[Rd] options("quit.with.no.save")
Duncan Murdoch
murdoch at stats.uwo.ca
Wed Jul 5 02:11:58 CEST 2006
On 7/4/2006 7:43 PM, Simon Urbanek wrote:
> On Jul 4, 2006, at 3:38 PM, Duncan Murdoch wrote:
>
>>> I agree - it would be even nicer if there was a way to enable --
>>> no- save with some environment variable ...
>> Environment variables in Windows are a mess. Doing things on the
>> command line or through option() is a lot easier.
>>
>
> Although I disagree (about the mess), I was thinking mainly about
> unix here - I'd simply love to put something in my .profile that will
> prevent the annoying question ;).
Put in an alias for R that adds --no-save?

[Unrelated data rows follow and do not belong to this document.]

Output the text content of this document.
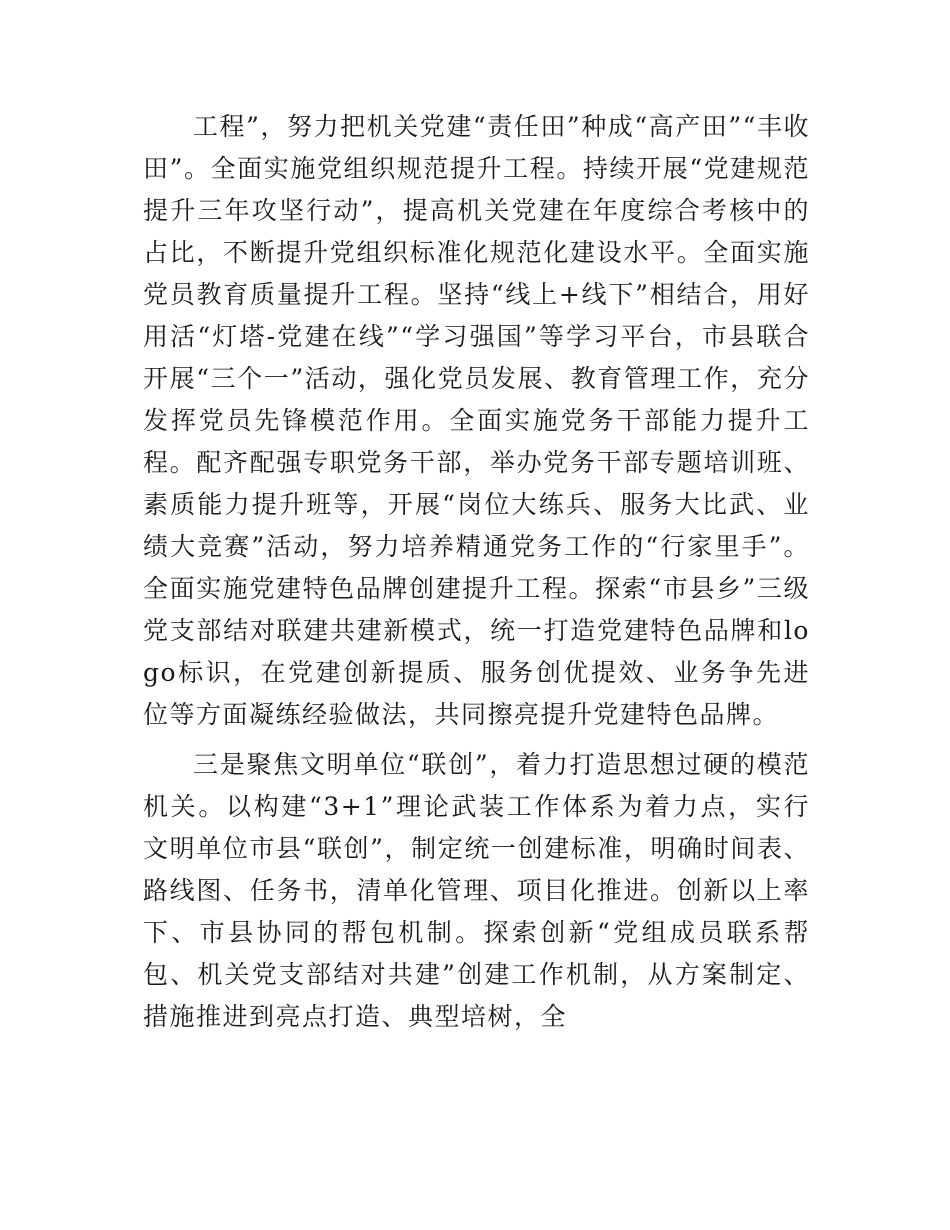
工程”，努力把机关党建“责任田”种成“高产田”“丰收田”。全面实施党组织规范提升工程。持续开展“党建规范提升三年攻坚行动”，提高机关党建在年度综合考核中的占比，不断提升党组织标准化规范化建设水平。全面实施党员教育质量提升工程。坚持“线上+线下”相结合，用好用活“灯塔-党建在线”“学习强国”等学习平台，市县联合开展“三个一”活动，强化党员发展、教育管理工作，充分发挥党员先锋模范作用。全面实施党务干部能力提升工程。配齐配强专职党务干部，举办党务干部专题培训班、素质能力提升班等，开展“岗位大练兵、服务大比武、业绩大竞赛”活动，努力培养精通党务工作的“行家里手”。全面实施党建特色品牌创建提升工程。探索“市县乡”三级党支部结对联建共建新模式，统一打造党建特色品牌和logo标识，在党建创新提质、服务创优提效、业务争先进位等方面凝练经验做法，共同擦亮提升党建特色品牌。

三是聚焦文明单位“联创”，着力打造思想过硬的模范机关。以构建“3+1”理论武装工作体系为着力点，实行文明单位市县“联创”，制定统一创建标准，明确时间表、路线图、任务书，清单化管理、项目化推进。创新以上率下、市县协同的帮包机制。探索创新“党组成员联系帮包、机关党支部结对共建”创建工作机制，从方案制定、措施推进到亮点打造、典型培树，全
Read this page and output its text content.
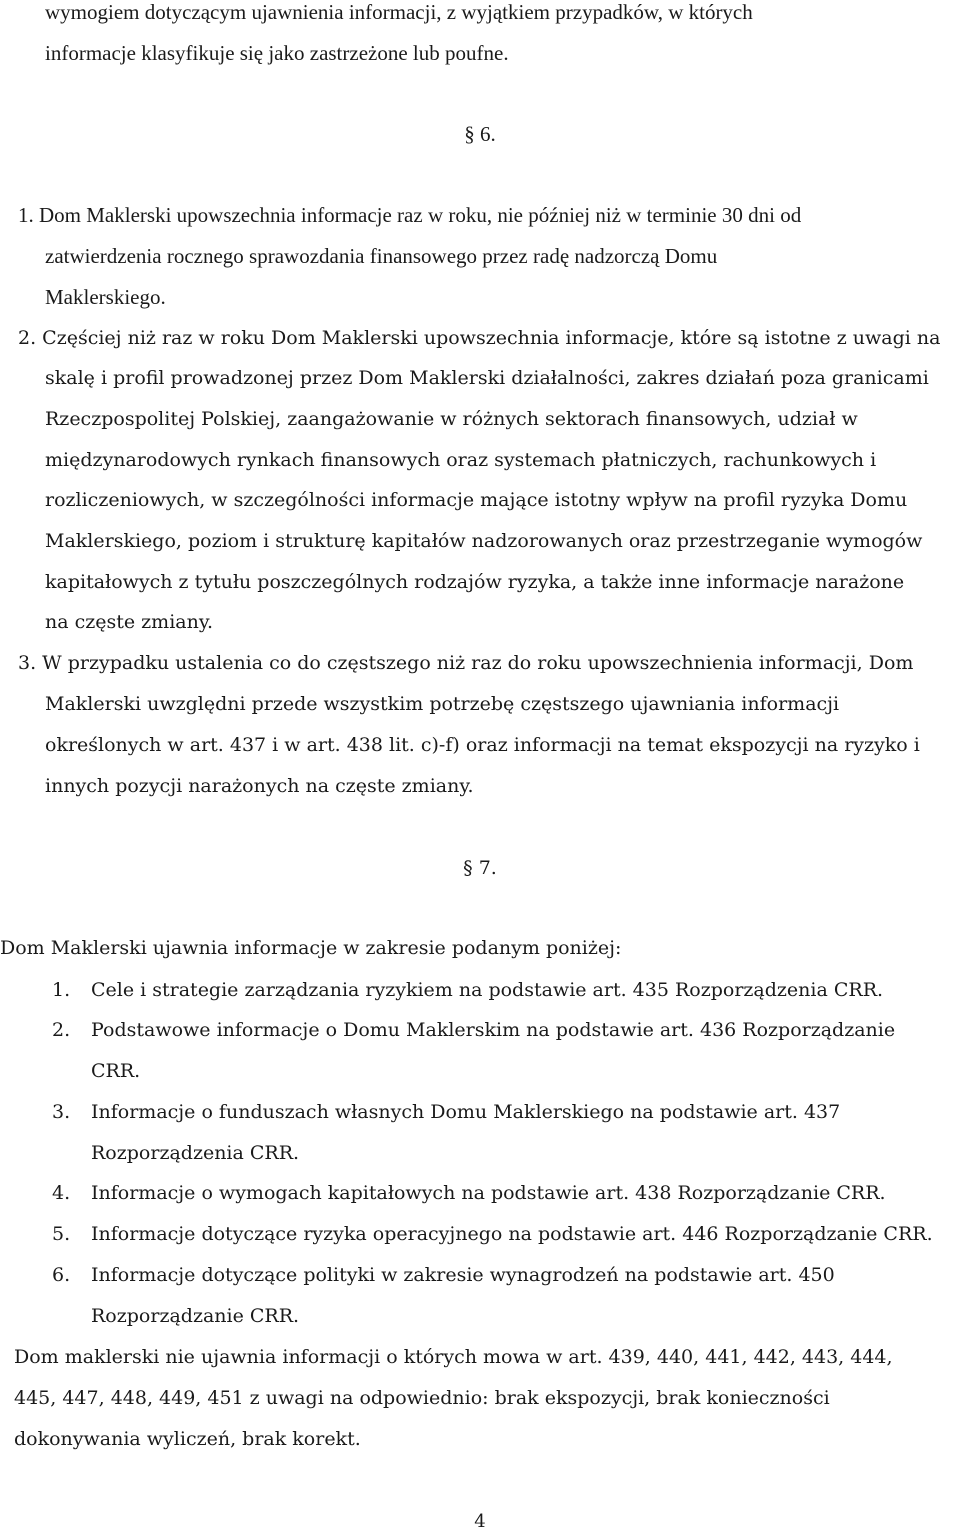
wymogiem dotyczącym ujawnienia informacji, z wyjątkiem przypadków, w których
informacje klasyfikuje się jako zastrzeżone lub poufne.
§ 6.
1. Dom Maklerski upowszechnia informacje raz w roku, nie później niż w terminie 30 dni od
zatwierdzenia rocznego sprawozdania finansowego przez radę nadzorczą Domu
Maklerskiego.
2. Częściej niż raz w roku Dom Maklerski upowszechnia informacje, które są istotne z uwagi na
skalę i profil prowadzonej przez Dom Maklerski działalności, zakres działań poza granicami
Rzeczpospolitej Polskiej, zaangażowanie w różnych sektorach finansowych, udział w
międzynarodowych rynkach finansowych oraz systemach płatniczych, rachunkowych i
rozliczeniowych, w szczególności informacje mające istotny wpływ na profil ryzyka Domu
Maklerskiego, poziom i strukturę kapitałów nadzorowanych oraz przestrzeganie wymogów
kapitałowych z tytułu poszczególnych rodzajów ryzyka, a także inne informacje narażone
na częste zmiany.
3. W przypadku ustalenia co do częstszego niż raz do roku upowszechnienia informacji, Dom
Maklerski uwzględni przede wszystkim potrzebę częstszego ujawniania informacji
określonych w art. 437 i w art. 438 lit. c)-f) oraz informacji na temat ekspozycji na ryzyko i
innych pozycji narażonych na częste zmiany.
§ 7.
Dom Maklerski ujawnia informacje w zakresie podanym poniżej:
1. Cele i strategie zarządzania ryzykiem na podstawie art. 435 Rozporządzenia CRR.
2. Podstawowe informacje o Domu Maklerskim na podstawie art. 436 Rozporządzanie
CRR.
3. Informacje o funduszach własnych Domu Maklerskiego na podstawie art. 437
Rozporządzenia CRR.
4. Informacje o wymogach kapitałowych na podstawie art. 438 Rozporządzanie CRR.
5. Informacje dotyczące ryzyka operacyjnego na podstawie art. 446 Rozporządzanie CRR.
6. Informacje dotyczące polityki w zakresie wynagrodzeń na podstawie art. 450
Rozporządzanie CRR.
Dom maklerski nie ujawnia informacji o których mowa w art. 439, 440, 441, 442, 443, 444,
445, 447, 448, 449, 451 z uwagi na odpowiednio: brak ekspozycji, brak konieczności
dokonywania wyliczeń, brak korekt.
4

>>> However, I think Duncan's approach is a very bad idea, because it
>>> means that with the same answer will give you opposite result.
>>> This is a big UI no-no. (Windows users may may think it's a valid
>>> option, because Microsoft tends to do stupid things like that,
>>> but that's only because they never think about UI).

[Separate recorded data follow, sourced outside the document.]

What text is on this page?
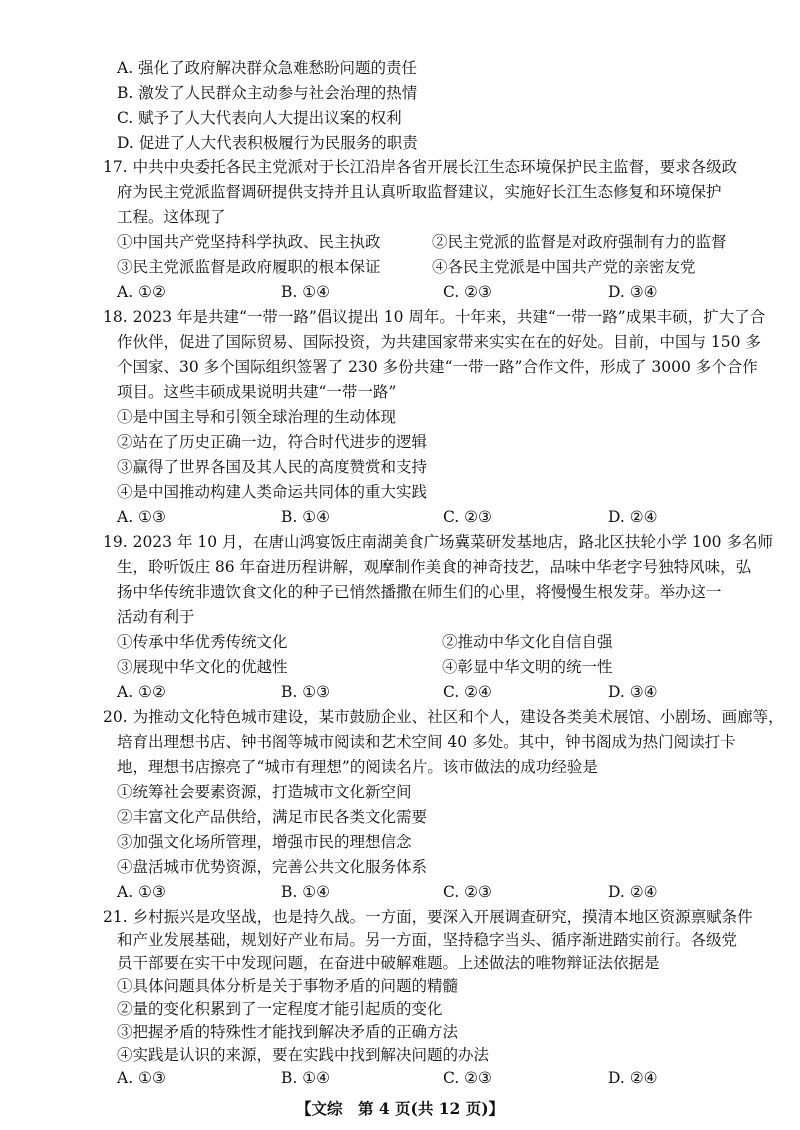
A. 强化了政府解决群众急难愁盼问题的责任
B. 激发了人民群众主动参与社会治理的热情
C. 赋予了人大代表向人大提出议案的权利
D. 促进了人大代表积极履行为民服务的职责
17. 中共中央委托各民主党派对于长江沿岸各省开展长江生态环境保护民主监督，要求各级政
府为民主党派监督调研提供支持并且认真听取监督建议，实施好长江生态修复和环境保护
工程。这体现了
①中国共产党坚持科学执政、民主执政	②民主党派的监督是对政府强制有力的监督
③民主党派监督是政府履职的根本保证	④各民主党派是中国共产党的亲密友党
A. ①②	B. ①④	C. ②③	D. ③④
18. 2023 年是共建“一带一路”倡议提出 10 周年。十年来，共建“一带一路”成果丰硕，扩大了合
作伙伴，促进了国际贸易、国际投资，为共建国家带来实实在在的好处。目前，中国与 150 多
个国家、30 多个国际组织签署了 230 多份共建“一带一路”合作文件，形成了 3000 多个合作
项目。这些丰硕成果说明共建“一带一路”
①是中国主导和引领全球治理的生动体现
②站在了历史正确一边，符合时代进步的逻辑
③赢得了世界各国及其人民的高度赞赏和支持
④是中国推动构建人类命运共同体的重大实践
A. ①③	B. ①④	C. ②③	D. ②④
19. 2023 年 10 月，在唐山鸿宴饭庄南湖美食广场冀菜研发基地店，路北区扶轮小学 100 多名师
生，聆听饭庄 86 年奋进历程讲解，观摩制作美食的神奇技艺，品味中华老字号独特风味，弘
扬中华传统非遗饮食文化的种子已悄然播撒在师生们的心里，将慢慢生根发芽。举办这一
活动有利于
①传承中华优秀传统文化	②推动中华文化自信自强
③展现中华文化的优越性	④彰显中华文明的统一性
A. ①②	B. ①③	C. ②④	D. ③④
20. 为推动文化特色城市建设，某市鼓励企业、社区和个人，建设各类美术展馆、小剧场、画廊等，
培育出理想书店、钟书阁等城市阅读和艺术空间 40 多处。其中，钟书阁成为热门阅读打卡
地，理想书店擦亮了“城市有理想”的阅读名片。该市做法的成功经验是
①统筹社会要素资源，打造城市文化新空间
②丰富文化产品供给，满足市民各类文化需要
③加强文化场所管理，增强市民的理想信念
④盘活城市优势资源，完善公共文化服务体系
A. ①③	B. ①④	C. ②③	D. ②④
21. 乡村振兴是攻坚战，也是持久战。一方面，要深入开展调查研究，摸清本地区资源禀赋条件
和产业发展基础，规划好产业布局。另一方面，坚持稳字当头、循序渐进踏实前行。各级党
员干部要在实干中发现问题，在奋进中破解难题。上述做法的唯物辩证法依据是
①具体问题具体分析是关于事物矛盾的问题的精髓
②量的变化积累到了一定程度才能引起质的变化
③把握矛盾的特殊性才能找到解决矛盾的正确方法
④实践是认识的来源，要在实践中找到解决问题的办法
【文综　第 4 页(共 12 页)】
A. ①③	B. ①④	C. ②③	D. ②④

>> I agree that that is a problem. However, I don't know a better
>> solution:
>> - I want to make it hard for the user to accidentally create a
>> saved workspace. Just changing the default will mean that people
>> who habitually answer "yes" will still get the wrong result.
>
> I would argue that if someone 'habitually' ignores the default and
> selects yes, then it's his/her deliberate choice and likely not a new
> user, because a new user doesn't yet have such a habit - to the
> contrary, new users are the one most likely influenced by defaults.
>
>
>> - I want to make it hard for the user to accidentally lose a
>> workspace. Hence --no-save is not an option.
>>
>> The problem with my solution as it stands is that people who
>> habitually answer "yes" will sometimes accidentally lose a workspace.
>>
>
> .. and for the reason you stated I think that's a major problem!
>
>
>>> The correct approach is to change the default button, but
>>> definitely not the dialog box.
>> I don't think this is sufficient.
>>
>
>
> Your solution may possibly be more efficient in solving the problem
> you described, but IMHO it causes a much bigger problem. I'd still
> prefer one save too many that any loss of data.
I was actually agreeing with you :-). I'm going to revert the
quit.with.no.save addition. I'm not sure what should go in instead, but
I think it's not just a rewording of the same sort of option.
As you said in your other message, the problem isn't really the
unnecessary save. That wastes a bit of disk space, but provides some
insurance against accidental data loss. The problem is the auto-load on
startup.
I could have the installer put the --no-restore on the Rgui command
line, but it would be cleaner to put something in the default Rprofile
file. Then the user could override it in their private .Rprofile or by
putting something on the command line.
At the same time, I could add an option to hold a default value for the
save parameter of q(), so q() could be q("no") for you.
What do you think of that? What would you name these two options?